L’histoire : deux flics lâchés par leur petite amie. Le matricule 223, qui se promet de tomber amoureux de la première femme qui entrera dans un bar à Chungking House, où il noie son chagrin. Le matricule 633, qui chaque soir passe au Midnight Express, un fast-food du quartier de Lan Kwai Fong, acheter à la jolie Faye une salade du chef qu’il destine à sa belle, une hôtesse de l’air.

Chungking Express, sorti en 1994, marque la révolution réelle qu’incarne Wong Kar Wai dans le cinéma de Hong-Kong, et qui lui apportera une reconnaissance internationale. Quatrième long-métrage du réalisateur, Chungking express conjugue ce qu’il avait mis en œuvre dans ses premiers films (As tears go by, Nos années sauvages) pour aboutir à une œuvre à la fois somme et réinventée.

Chungking Express brise les conventions de narration du cinéma pour nous proposer deux histoires qui n’ont visiblement rien à voir ensemble, raccordées seulement par un lieu, un plan et un dialogue. Ça commence comme un film noir à travers une histoire de drogue ponctuée d’assassinats pour aboutir à une des histoires d’amour les plus originales du cinéma.

Tel est Chungking Express, une expérience narrative et sensorielle, qui nous fait voyager dans les méandres du quartier de Chungking et nous emmène dîner au Midnight Express.
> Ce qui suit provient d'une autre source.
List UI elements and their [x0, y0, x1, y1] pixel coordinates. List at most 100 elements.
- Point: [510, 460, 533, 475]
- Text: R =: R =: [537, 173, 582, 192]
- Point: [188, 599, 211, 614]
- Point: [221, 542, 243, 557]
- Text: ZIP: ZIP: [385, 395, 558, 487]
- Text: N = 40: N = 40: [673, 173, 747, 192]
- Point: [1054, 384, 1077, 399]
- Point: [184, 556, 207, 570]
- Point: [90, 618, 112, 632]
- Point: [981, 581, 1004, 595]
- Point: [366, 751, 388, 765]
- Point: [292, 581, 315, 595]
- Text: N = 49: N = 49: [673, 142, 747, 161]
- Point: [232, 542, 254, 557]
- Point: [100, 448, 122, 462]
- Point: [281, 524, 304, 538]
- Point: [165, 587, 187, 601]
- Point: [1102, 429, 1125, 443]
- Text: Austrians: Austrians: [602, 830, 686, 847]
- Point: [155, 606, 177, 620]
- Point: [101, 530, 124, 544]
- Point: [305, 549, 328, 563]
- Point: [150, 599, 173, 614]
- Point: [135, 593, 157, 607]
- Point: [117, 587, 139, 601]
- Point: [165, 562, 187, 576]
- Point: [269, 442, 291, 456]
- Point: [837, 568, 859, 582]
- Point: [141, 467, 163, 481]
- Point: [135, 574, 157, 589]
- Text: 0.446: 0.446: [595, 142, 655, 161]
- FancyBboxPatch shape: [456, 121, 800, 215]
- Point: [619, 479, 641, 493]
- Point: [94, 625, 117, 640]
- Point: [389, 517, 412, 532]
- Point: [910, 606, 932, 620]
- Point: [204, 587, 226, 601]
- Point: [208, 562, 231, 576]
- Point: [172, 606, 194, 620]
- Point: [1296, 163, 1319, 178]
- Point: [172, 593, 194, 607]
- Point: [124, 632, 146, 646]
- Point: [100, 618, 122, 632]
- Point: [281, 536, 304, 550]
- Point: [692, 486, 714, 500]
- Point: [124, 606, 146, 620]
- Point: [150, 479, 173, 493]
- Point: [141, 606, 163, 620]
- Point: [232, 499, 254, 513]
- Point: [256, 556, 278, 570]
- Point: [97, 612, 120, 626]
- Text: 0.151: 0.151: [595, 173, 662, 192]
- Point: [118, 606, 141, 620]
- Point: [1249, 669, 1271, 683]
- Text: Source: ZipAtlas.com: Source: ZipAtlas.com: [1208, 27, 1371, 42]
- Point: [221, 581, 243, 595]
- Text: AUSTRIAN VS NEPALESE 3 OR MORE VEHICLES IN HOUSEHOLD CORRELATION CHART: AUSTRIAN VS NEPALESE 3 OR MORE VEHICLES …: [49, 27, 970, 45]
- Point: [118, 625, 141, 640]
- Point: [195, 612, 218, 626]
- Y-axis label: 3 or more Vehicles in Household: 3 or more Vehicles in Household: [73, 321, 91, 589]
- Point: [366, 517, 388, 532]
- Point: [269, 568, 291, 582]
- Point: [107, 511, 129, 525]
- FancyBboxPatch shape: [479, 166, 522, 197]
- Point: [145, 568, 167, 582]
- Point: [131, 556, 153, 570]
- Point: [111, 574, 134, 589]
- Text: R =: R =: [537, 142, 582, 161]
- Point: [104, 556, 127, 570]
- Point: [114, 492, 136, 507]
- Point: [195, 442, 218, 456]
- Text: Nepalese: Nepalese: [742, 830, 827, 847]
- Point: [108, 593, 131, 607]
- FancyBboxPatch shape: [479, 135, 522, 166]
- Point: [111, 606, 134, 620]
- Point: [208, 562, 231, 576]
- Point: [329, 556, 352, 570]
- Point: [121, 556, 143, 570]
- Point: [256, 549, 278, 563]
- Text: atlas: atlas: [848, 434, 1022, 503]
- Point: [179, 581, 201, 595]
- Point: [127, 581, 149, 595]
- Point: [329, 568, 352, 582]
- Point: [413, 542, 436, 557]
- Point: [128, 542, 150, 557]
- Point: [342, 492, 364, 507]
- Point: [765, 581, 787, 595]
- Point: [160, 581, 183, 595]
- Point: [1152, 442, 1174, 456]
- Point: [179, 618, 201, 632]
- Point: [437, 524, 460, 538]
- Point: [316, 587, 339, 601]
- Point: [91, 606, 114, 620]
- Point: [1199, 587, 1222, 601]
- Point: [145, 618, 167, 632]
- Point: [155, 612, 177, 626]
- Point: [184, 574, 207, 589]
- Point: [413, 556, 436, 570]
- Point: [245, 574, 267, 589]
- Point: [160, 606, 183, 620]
Le film se compose donc de deux épisodes distincts, qui sont quasiment deux films chacun, la première partie suit un flic interprété par le jeune Takeshi Kaneshiro qui nous conte en voix off sa rupture sentimentale, qu’il essaye de combler tant bien que mal. Il rencontrera une mystérieuse femme blonde incarnée par Brigitte Lin qu’il tentera de séduire. Le personnage de Brigitte Lin navigue entre figure de la drogue, kidnappeuse d’enfant, tueuse, et renvoie à une icône de film noir, très certainement Gloria de John Cassavetes.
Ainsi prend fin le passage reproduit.